Мэтт чуть улыбнулся, чувствуя, как гудят мышцы после неистово резких движений, как горит кожа на бёдрах, и ломит плечи, всего за миг до этого зажатые в стальных тисках длинных пальцев младшего Лето. Знаете, во что превращается секс с ним? Воктеру не нужно было слушать то, о чём говорил Джаред, ведь изощрённость его метафор порой убивала, и сейчас, прикрыв глаза, он хотел бы вспомнить до мельчайших деталей все те ощущения, что ему довелось испытать.
Может быть, именно так чувствует себя человек, в которого ударила молния. Глупо прятаться от грозы и самого себя под одиноким деревом – единственным на многие километры пустого пространства, ведь именно оно станет целью беспощадной раскалённой до бела электрической пики, пронзающей сердце и мозг, плавящей тело, так что запах горелой плоти преследует потом всю жизнь. Что-то действительно прекрасно-отвратительное, и на кончиках пальцев оседает острая боль, а дрожь в коленях лишь усиливается с каждой новой мыслью о возможном спасении.
Он – Джей – умудряется оставаться угловатым подростком, и секс с ним напоминает об изнасиловании, педофилии и тёмных пустых коридорах. Можно пересчитать его рёбра, скрытые под тёплой кожей, обвести пальцем контур тазовых костей, коснуться выступающих ключиц, провести длинную блестящую и влажную дорожку от седьмого шейного позвонка до копчика. Не нужно изучать анатомический атлас – вот он, перед тобой, с полными фальшивой невинности голубыми глазами и длинными ресницами, и бледными губами, такой тонкий и гибкий, что член мгновенно наливается горячей тяжестью.

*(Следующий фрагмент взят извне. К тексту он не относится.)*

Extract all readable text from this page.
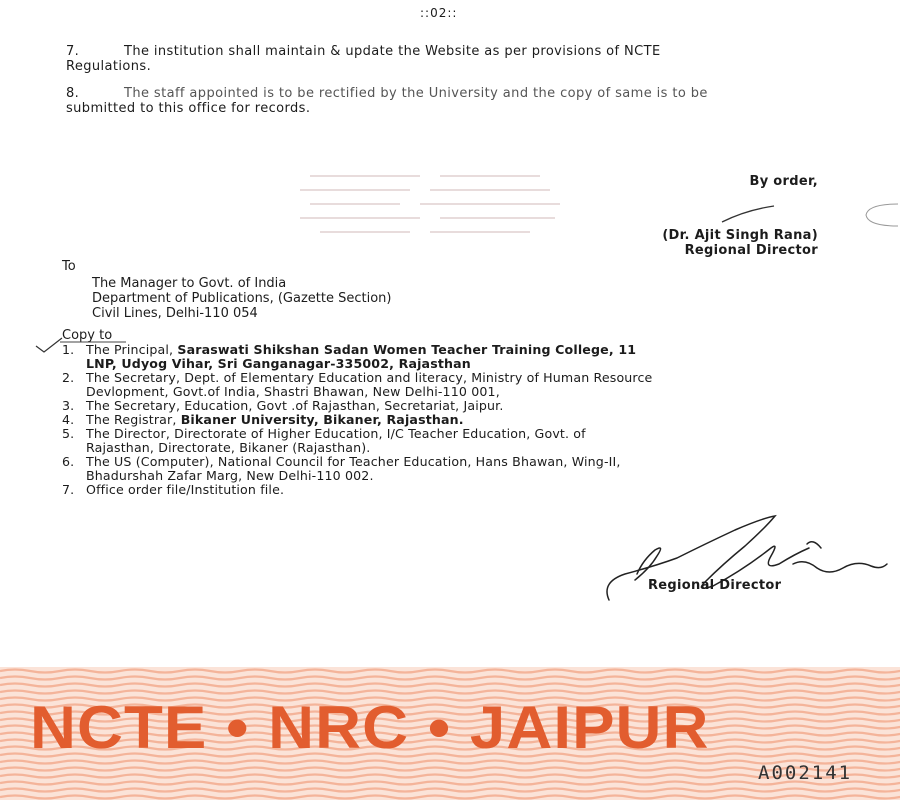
::02::
7.	The institution shall maintain & update the Website as per provisions of NCTE
Regulations.
8.	The staff appointed is to be rectified by the University and the copy of same is to be
submitted to this office for records.
By order,
(Dr. Ajit Singh Rana)
Regional Director
To
The Manager to Govt. of India
Department of Publications, (Gazette Section)
Civil Lines, Delhi-110 054
Copy to
1. The Principal, Saraswati Shikshan Sadan Women Teacher Training College, 11
LNP, Udyog Vihar, Sri Ganganagar-335002, Rajasthan
2. The Secretary, Dept. of Elementary Education and literacy, Ministry of Human Resource
Devlopment, Govt.of India, Shastri Bhawan, New Delhi-110 001,
3. The Secretary, Education, Govt .of Rajasthan, Secretariat, Jaipur.
4. The Registrar, Bikaner University, Bikaner, Rajasthan.
5. The Director, Directorate of Higher Education, I/C Teacher Education, Govt. of
Rajasthan, Directorate, Bikaner (Rajasthan).
6. The US (Computer), National Council for Teacher Education, Hans Bhawan, Wing-II,
Bhadurshah Zafar Marg, New Delhi-110 002.
7. Office order file/Institution file.
Regional Director
NCTE • NRC • JAIPUR
A002141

Воктеру на миг показалось, что голова закружилась вновь, а внутри всколыхнулась приторно тошнота. Мозг был настолько шокирован потоком информации, половина которой, по крайней мере, представляла собой откровеннейшую подделку, ложные факты и краплёные карты, что не мог сориентироваться, выдавая реакции одну за другой, не пытаясь связать причины и следствия. Глубоко вздохнув, Мэтт пытаясь успокоить землетрясение в собственной голове, чувствуя себя так странно, но, кажется, намного более обычно, чем во время этой грязной и отчаянной любви.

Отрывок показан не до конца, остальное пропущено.